ライブ経験が豊富な人はきっと理解してくれることを願って書きます。

ライブ演奏にて、

「ココからお客さんとの掛け合いになるので、この部分を繰り返しましょう」
という事があります。

ボーカル『ウォーーーオ!!!』
お客『ウォーーーオ!!!!!』
ボーカル『まだまだ!ウォーーーオ!!!』
お客『ウォーーーオ!!!!!!』
という奴ですね。

あれ、演奏側からすると少し注意がいるんです。
【長さが決まっている】ならば、そのまま決められた回数やればいいので問題ありません。
問題は【長さが決まっていなく、ボーカルのやりたい分だけやる】ときです。
大抵そういう時は『決まり事』を決めておきます。
・『ラストー!!』と言ったら次に進む。
・お決まりのフレーズ(セリフ等)が出たら次に進む。
そして、その決まり事が来たら次へ進めばいいのですが、ドラマーは少し面倒で、
『次に進む為のキッカケを作らなければならない』のです。

時間軸から言うと、
①『お決まりフレーズが来る』
②『ドラムがリズムを変化させてメンバーに改めて「ココで終わるよー!」と伝える』
③『みんなで次の部分へ進む』
となります。

もちろん、この②をすっ飛ばす場合もありますが、
音楽的に②をすっ飛ばす事が出来ない時もあります。

そうすると、このお決まりフレーズを言うタイミングが非常に明暗を分けるわけです。
プロのステージなら大体綺麗にキマってるのですが、そうでない場合は事故る時もあります。
そしてたまにドラムのせいにされます。

ここまでがプロローグです。笑

そしてここからが本題です。
ステージで事故るわけにはいかないので、その辺の打ち合わせはリハーサルでしっかりとやらなければいけません。
キッカケの言葉は何なのか、どこを繰り返すのか、他、色々あります。
特にドラマーは上記②番も担っているので、注意深く確認します。
(多くの場合、ボーカルがキッカケ出してもバンドメンバーはドラマーのキッカケを待ちます)
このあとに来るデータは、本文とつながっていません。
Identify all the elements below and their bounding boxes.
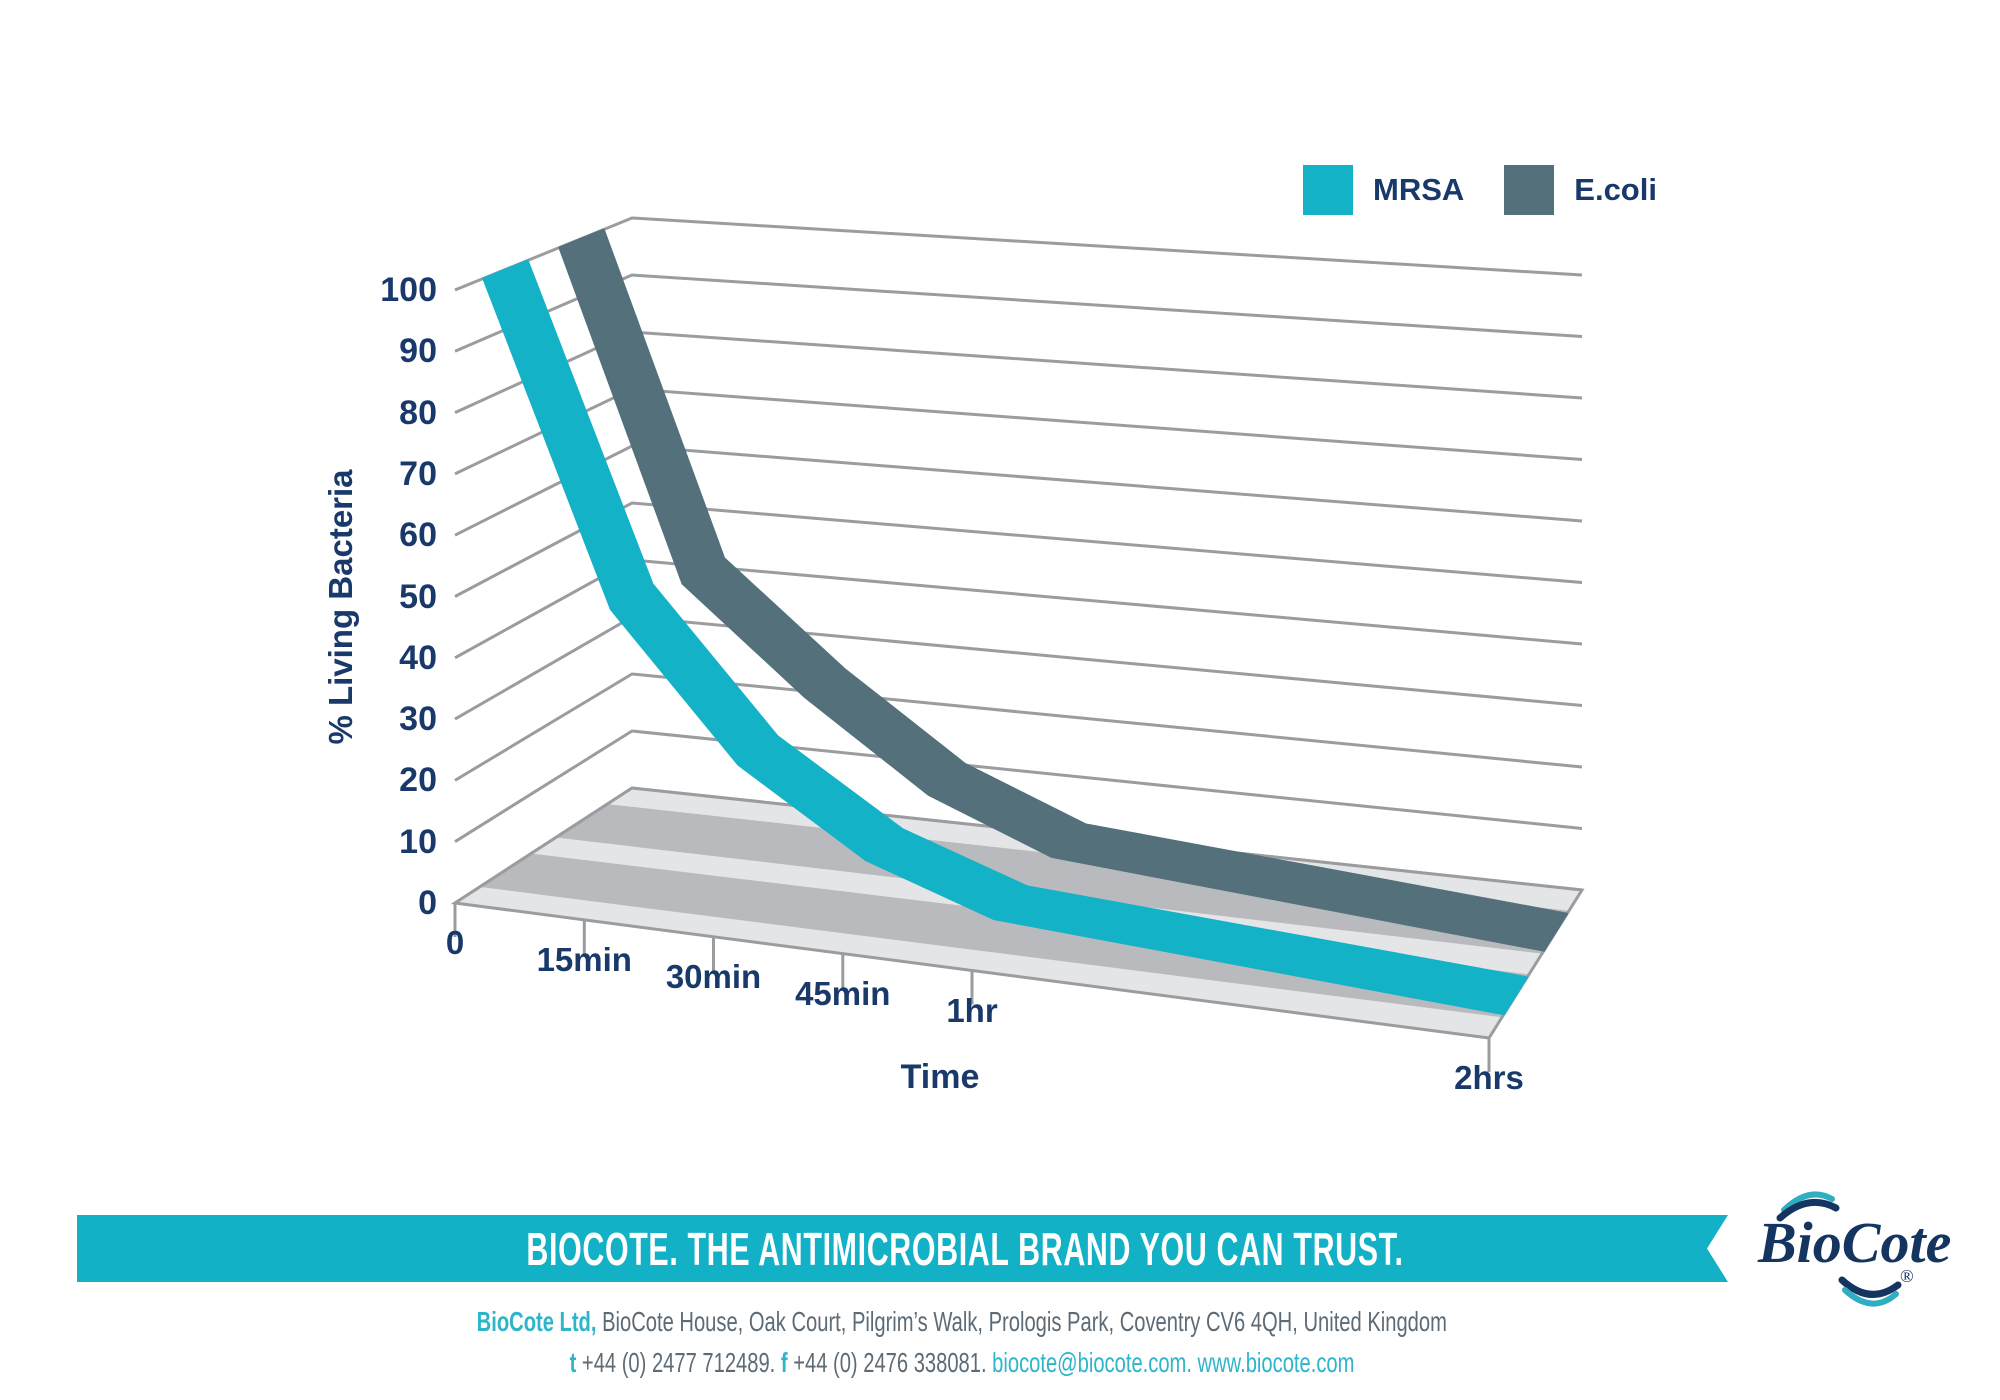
banner-text-wrap: BIOCOTE. THE ANTIMICROBIAL BRAND YOU CAN… — [300, 1215, 1629, 1282]
x-tick-label: 45min — [795, 974, 891, 1012]
y-tick-label: 50 — [399, 577, 437, 616]
legend-item-mrsa: MRSA — [1303, 165, 1464, 215]
logo-top-arc-teal — [1781, 1191, 1835, 1213]
y-tick-label: 10 — [399, 822, 437, 861]
y-axis-title: % Living Bacteria — [322, 469, 359, 745]
ecoli-label: E.coli — [1574, 172, 1657, 207]
banner-slogan: BIOCOTE. THE ANTIMICROBIAL BRAND YOU CAN… — [526, 1222, 1404, 1275]
logo-bottom-arc-navy — [1838, 1276, 1902, 1298]
legend: MRSA E.coli — [1303, 165, 1657, 215]
footer-text-segment: f — [780, 1347, 788, 1378]
mrsa-swatch — [1303, 165, 1353, 215]
y-tick-label: 0 — [418, 884, 437, 922]
x-tick-label: 1hr — [946, 991, 998, 1029]
legend-item-ecoli: E.coli — [1504, 165, 1657, 215]
x-tick-label: 15min — [536, 940, 632, 978]
logo-bottom-arc-teal — [1842, 1287, 1899, 1307]
footer-text-segment[interactable]: www.biocote.com — [1197, 1347, 1355, 1378]
footer-address-line: BioCote Ltd, BioCote House, Oak Court, P… — [0, 1306, 1924, 1338]
y-tick-label: 80 — [399, 393, 437, 432]
banner-ribbon — [77, 1215, 1728, 1282]
x-tick-label: 2hrs — [1454, 1059, 1524, 1096]
footer-text-segment: BioCote House, Oak Court, Pilgrim’s Walk… — [596, 1306, 1448, 1337]
logo-registered-mark: ® — [1900, 1266, 1914, 1286]
y-tick-label: 70 — [399, 454, 437, 493]
x-tick-label: 0 — [445, 924, 465, 961]
y-tick-label: 100 — [380, 271, 437, 309]
logo-top-arc-navy — [1776, 1198, 1840, 1222]
x-tick-label: 30min — [665, 957, 762, 995]
footer-text-segment[interactable]: biocote@biocote.com. — [992, 1347, 1192, 1378]
ecoli-swatch — [1504, 165, 1555, 215]
x-axis-title: Time — [900, 1058, 980, 1096]
footer: BioCote Ltd, BioCote House, Oak Court, P… — [0, 1306, 1924, 1388]
footer-text-segment: +44 (0) 2477 712489. — [576, 1347, 781, 1378]
mrsa-label: MRSA — [1373, 172, 1465, 207]
logo-wordmark: BioCote — [1757, 1210, 1951, 1275]
y-tick-label: 60 — [399, 516, 437, 555]
footer-text-segment[interactable]: BioCote Ltd, — [476, 1306, 597, 1337]
y-tick-label: 40 — [399, 638, 437, 677]
y-tick-label: 20 — [399, 761, 437, 800]
footer-text-segment: t — [569, 1347, 577, 1378]
footer-text-segment: +44 (0) 2476 338081. — [787, 1347, 993, 1378]
y-tick-label: 90 — [399, 332, 437, 371]
biocote-logo: BioCote ® — [1757, 1191, 1951, 1307]
y-tick-label: 30 — [399, 700, 437, 739]
footer-contact-line: t +44 (0) 2477 712489. f +44 (0) 2476 33… — [0, 1347, 1924, 1379]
今回は例として、『ボーカルが合図を出したら全員所定の場所で演奏を止める。』という仕掛けにしましょう。
上手なボーカリストは、余裕を持って合図をくれます。(手を挙げるとか)
そうすればドラマーがさらに確認の意味を込めて合図を出し、全員安全に止まれます。

たまーにギリッギリで合図を出す人がいます。
それこそ、止まる瞬間に手を挙げる人とか。笑

特にドラマーは誰よりも曲の進行に気を使っていなければならないので、念入りにチェックします。
どんなフレーズを言うのか、手を挙げるのか、ジャンプするのか。
分かってないと合わせられないからです。

それを分かってない人は、『とりあえず合図出すからやってみようよ』と言います。

心の声「(おいおい合図を知らないのにやれって言うのか)」

しかも大抵そう言う人は合図らしきモノを複数やります。笑
いきなり飛んだり、両手を広げたり、「もう一回!!」とか、「ありがとうー!!」とか。
その一回演奏して失敗する時間がもったいないから、最初に合図を教えてくれと言うのに、
「やってみればわかるよ」
心の声「あ、そうですかー、じゃあやってみますかー。(絶対事故るから聞いてるのに!!)」

そして事故る。

「あ、で、結局合図は何なんですか??(ほら事故った!!思った通りだ!!もう分かりきってた事なのに!!)」
となります。笑

かと言って、
「やってみればわかるよ」
「いや、先に教えてくださいなー。」
「(・・・この人細かい事気にしすぎだよ)」の空気になります。

また、ドラムが先に動き始めなければいけない場合もあり、ギリギリに合図をもらっても、その時点ですでに間に合わずに次の周回まで待つ可能性があります。

何が言いたいかと言うと、笑
経験ある方は『あるある!!』と感じていただき、
お客さんとの掛け合いをやってみたい!という方は、
打ち合わせの段階で、合図や繰り返しの回数をおろそかにはしないようにしましょう!